Het subnet dat wordt gebruikt voor integratie, moet worden gedelegeerd aan de Service Microsoft.Web/serverFarms . Selecteer In de subnetinstellingen, in Subnet delegeren naar een service, Microsoft.Web/serverFarms.

Schermopname van het delegeren van het subnet aan een service in de portal.

VNet-integratie inschakelen

In deze sectie wordt u begeleid bij het proces voor het inschakelen van VNet-integratie voor uw Azure API Management-exemplaar.

  1. Blader in Azure Portal naar uw API Management-exemplaar.

  2. Selecteer Netwerk in het linkermenu onder Implementatie en infrastructuur.

  3. Selecteer VNET-integratie op de kaart Uitgaand verkeer.

    Schermopname van VNet-integratie in de portal.

  4. Schakel op de blade Virtueel netwerk het selectievakje Virtueel netwerk in.

  5. Selecteer de locatie van uw API Management-exemplaar.

  6. Selecteer in het virtuele netwerk het virtuele netwerk en het gedelegeerde subnet dat u wilt integreren.

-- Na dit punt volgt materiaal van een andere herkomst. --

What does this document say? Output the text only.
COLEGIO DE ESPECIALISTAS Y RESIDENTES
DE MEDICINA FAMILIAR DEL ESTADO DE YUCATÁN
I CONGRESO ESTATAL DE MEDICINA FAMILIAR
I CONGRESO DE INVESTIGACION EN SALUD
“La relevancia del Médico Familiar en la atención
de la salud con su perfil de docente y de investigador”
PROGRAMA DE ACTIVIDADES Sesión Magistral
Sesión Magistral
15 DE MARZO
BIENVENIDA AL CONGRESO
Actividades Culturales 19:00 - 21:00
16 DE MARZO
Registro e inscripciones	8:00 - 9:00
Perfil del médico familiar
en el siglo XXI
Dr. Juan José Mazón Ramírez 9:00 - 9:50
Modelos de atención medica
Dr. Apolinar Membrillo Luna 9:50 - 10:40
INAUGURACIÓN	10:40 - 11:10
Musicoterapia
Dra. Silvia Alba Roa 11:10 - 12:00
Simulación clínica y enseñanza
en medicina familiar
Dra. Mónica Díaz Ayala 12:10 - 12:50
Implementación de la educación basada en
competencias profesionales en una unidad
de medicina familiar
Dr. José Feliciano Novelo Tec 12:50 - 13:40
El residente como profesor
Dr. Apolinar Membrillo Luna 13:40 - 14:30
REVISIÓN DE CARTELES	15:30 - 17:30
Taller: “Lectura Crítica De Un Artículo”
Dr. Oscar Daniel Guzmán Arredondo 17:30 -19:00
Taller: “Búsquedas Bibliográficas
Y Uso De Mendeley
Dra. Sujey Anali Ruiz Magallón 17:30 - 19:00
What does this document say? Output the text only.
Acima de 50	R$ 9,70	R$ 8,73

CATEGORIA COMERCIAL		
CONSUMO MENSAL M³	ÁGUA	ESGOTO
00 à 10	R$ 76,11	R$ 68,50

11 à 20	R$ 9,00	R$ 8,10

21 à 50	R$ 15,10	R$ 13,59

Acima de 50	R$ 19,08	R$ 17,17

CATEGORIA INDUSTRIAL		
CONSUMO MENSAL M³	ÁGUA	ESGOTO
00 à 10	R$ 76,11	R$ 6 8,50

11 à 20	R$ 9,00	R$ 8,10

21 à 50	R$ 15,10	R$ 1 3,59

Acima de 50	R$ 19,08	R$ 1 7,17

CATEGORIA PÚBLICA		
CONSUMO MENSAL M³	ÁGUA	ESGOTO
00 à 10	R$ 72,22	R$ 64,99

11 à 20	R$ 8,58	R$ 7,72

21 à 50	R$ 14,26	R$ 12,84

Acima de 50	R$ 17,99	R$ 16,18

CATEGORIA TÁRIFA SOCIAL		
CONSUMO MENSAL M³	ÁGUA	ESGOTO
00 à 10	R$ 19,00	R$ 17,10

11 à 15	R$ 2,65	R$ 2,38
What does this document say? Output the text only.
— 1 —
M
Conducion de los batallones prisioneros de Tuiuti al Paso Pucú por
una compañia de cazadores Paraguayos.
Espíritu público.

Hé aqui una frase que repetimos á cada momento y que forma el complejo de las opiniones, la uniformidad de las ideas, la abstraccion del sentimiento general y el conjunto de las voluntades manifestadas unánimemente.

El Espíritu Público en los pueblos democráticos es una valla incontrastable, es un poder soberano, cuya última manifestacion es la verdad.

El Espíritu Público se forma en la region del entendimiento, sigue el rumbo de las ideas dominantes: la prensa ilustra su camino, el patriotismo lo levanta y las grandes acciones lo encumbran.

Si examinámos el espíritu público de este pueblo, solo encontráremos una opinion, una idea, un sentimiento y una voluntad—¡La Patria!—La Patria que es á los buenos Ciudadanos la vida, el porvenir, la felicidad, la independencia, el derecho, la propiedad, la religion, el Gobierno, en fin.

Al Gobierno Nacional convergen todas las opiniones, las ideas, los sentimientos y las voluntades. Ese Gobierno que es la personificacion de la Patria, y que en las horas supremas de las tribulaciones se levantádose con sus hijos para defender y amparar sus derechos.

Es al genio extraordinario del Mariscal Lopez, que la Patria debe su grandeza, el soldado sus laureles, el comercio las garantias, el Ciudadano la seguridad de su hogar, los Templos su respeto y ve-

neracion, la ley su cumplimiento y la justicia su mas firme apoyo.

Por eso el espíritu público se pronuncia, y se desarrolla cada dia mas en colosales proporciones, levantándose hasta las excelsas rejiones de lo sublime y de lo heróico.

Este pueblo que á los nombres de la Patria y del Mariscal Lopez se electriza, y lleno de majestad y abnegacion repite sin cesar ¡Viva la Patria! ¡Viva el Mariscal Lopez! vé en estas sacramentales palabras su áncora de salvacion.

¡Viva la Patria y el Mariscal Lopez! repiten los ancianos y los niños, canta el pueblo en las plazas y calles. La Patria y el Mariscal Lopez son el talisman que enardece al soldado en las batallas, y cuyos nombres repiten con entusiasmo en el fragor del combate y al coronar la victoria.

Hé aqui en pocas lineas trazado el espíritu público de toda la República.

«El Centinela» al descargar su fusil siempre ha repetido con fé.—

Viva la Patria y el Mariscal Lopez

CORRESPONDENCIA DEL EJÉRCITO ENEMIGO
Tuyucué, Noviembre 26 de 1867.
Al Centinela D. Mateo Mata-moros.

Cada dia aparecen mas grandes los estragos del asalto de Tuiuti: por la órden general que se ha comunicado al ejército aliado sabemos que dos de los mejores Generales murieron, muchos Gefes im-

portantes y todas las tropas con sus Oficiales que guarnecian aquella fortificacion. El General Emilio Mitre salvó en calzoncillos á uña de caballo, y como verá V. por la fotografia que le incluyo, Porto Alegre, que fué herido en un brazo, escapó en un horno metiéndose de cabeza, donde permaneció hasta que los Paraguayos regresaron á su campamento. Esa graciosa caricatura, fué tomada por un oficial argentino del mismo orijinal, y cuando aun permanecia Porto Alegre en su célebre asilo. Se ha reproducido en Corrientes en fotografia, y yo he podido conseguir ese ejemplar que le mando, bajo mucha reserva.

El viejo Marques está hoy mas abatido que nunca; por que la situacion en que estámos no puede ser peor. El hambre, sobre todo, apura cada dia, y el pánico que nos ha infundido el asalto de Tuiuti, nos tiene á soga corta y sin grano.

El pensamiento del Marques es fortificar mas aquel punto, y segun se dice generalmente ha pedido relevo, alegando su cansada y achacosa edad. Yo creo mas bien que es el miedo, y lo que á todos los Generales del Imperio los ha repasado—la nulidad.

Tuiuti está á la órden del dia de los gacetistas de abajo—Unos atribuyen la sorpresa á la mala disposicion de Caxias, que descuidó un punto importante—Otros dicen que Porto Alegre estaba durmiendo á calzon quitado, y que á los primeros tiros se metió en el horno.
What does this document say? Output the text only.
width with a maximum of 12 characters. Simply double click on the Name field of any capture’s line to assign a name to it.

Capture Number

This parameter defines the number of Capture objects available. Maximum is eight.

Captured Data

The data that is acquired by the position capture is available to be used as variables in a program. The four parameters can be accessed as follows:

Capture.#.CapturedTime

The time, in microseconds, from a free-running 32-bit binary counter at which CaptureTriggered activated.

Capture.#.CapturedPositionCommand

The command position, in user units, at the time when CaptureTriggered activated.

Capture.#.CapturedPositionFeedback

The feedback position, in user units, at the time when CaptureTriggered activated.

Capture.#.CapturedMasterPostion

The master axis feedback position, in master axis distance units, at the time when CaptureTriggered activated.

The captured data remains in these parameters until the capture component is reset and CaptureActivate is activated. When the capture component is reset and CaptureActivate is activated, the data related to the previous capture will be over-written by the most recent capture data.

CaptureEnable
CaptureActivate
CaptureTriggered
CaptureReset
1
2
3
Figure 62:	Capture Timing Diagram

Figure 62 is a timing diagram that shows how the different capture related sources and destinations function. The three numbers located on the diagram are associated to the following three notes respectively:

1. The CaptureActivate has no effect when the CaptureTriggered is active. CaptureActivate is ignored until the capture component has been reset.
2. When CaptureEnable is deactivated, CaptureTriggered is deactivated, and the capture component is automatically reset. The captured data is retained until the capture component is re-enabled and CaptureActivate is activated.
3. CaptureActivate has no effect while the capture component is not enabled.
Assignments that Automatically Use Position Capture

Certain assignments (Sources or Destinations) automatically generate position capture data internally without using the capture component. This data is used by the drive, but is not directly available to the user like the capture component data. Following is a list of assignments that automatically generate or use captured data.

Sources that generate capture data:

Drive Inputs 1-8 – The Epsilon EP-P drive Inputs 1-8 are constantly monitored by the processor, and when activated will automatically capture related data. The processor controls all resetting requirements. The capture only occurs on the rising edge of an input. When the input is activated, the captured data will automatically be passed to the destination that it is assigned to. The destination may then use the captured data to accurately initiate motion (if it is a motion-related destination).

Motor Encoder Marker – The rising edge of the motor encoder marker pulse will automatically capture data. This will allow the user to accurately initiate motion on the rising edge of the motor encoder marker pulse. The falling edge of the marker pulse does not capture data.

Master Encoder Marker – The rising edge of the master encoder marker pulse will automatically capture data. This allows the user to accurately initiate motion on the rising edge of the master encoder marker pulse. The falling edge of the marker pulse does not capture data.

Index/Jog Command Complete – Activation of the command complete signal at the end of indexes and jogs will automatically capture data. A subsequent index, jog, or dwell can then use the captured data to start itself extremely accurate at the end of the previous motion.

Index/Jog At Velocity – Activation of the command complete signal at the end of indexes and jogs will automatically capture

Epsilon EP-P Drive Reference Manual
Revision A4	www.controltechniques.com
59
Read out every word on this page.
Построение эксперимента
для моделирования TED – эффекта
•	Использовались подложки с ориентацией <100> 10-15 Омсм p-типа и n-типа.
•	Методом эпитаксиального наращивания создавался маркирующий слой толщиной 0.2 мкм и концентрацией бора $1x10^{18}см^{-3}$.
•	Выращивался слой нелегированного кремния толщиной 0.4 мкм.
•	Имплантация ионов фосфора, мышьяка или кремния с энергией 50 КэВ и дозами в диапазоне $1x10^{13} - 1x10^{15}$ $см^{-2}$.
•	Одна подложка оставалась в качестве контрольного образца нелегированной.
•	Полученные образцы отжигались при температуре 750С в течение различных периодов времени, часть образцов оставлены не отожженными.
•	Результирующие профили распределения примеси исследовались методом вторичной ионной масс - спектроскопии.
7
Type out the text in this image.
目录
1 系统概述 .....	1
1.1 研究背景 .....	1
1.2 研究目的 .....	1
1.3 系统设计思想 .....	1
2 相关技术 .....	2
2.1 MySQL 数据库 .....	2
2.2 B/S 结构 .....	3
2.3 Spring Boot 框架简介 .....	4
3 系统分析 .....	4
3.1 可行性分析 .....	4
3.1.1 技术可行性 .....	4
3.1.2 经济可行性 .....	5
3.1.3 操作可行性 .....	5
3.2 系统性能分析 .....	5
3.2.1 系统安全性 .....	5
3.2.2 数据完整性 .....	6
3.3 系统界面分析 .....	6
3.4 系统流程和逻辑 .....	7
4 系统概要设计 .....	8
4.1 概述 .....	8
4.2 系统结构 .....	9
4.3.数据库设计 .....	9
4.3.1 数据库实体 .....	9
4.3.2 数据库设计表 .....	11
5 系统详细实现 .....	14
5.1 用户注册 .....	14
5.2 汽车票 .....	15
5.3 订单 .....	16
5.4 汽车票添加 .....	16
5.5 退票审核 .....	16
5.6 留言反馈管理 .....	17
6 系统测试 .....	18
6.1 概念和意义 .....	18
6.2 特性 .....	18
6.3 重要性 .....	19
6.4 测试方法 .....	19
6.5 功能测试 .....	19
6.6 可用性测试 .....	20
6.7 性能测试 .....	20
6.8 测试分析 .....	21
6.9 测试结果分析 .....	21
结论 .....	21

  7. Selecteer Toepassen en selecteer Opslaan. Het VNet is geïntegreerd.

    Schermopname van VNet-instellingen in de portal.

(Optioneel) VNet-integratie testen

Als u een API hebt die wordt gehost in het virtuele netwerk, kunt u deze importeren in uw beheerexemplaren en de VNet-integratie testen. Zie Een API importeren en publiceren voor basisstappen.